I am also thrilled that I get to share with you her artist statement for her series. As I shared in my post concerning the exhibition, I wish that there had been an opportunity to read the artist statements because I love learning more about the person's thoughts on her work.  Finding out that Adrienne is Armenian gave me even more insight because I curated and traveled an exhibition of thirteen quilts from Gee's Bend, Alabama, to three different cities in Armenia. While in Yerevan, I visited the Armenian Genocide Memorial and Museum which is dedicated to a time in Armenian history (1915-1923) where the Turks tried to exterminate Armenians in the Ottoman Empire. It was estimated that two million Armenians lived in the Ottoman Empire and one and a half million of them were killed including women and children and the rest were exiled. Images from the museum will stay with me for the rest of my life.  


My memory is
the history of time.

Charles Olson

This series of works, entitled Tattoo Trails II, explores the relationship between memory and identity.  As an artist of Armenian descent, I carry a history that embodies not only my past but that of my ancestors as well.  My families’ stories of survival are not only rich and textured but also complex and traumatic.  Their collective history has led me to consider how exiles that are separated from their homeland navigate their lives.  How does migration affect them psychologically? Do immigrants face feelings of alienation, isolation and displacement? How are their cultural identities impacted by their separation from their homeland?

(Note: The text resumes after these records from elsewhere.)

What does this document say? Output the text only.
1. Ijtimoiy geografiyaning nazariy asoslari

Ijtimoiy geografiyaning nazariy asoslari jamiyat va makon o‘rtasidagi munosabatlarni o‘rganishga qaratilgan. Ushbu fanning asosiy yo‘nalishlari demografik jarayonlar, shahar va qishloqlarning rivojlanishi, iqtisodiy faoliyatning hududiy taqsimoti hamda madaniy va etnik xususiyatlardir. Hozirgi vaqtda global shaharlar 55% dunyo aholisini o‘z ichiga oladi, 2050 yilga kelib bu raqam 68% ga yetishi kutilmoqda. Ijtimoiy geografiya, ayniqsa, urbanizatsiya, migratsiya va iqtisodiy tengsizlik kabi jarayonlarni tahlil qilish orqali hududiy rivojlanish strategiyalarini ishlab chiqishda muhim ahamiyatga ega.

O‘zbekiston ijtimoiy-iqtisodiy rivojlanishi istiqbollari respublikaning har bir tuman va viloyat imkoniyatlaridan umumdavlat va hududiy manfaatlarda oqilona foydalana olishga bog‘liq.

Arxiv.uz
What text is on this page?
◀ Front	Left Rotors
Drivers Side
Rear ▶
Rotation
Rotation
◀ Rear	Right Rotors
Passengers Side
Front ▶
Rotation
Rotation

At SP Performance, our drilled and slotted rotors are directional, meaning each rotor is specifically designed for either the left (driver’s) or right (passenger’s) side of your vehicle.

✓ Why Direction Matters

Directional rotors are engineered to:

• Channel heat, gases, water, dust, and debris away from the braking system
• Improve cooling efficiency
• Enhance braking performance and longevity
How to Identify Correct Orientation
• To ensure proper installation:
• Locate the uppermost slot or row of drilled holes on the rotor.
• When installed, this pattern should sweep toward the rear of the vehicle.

Throughout my work, I investigate these questions and challenge the viewer to consider the strength and endurance of the human spirit.
This series is based on a video still by Edwin Wurm, 1995/96.
Adrienne Der Marderosian

I you would like to know more, you can read an inspiring interview, here. I love that you also get to see her studio.  Do you agree that learning more about an artist enriches your understanding?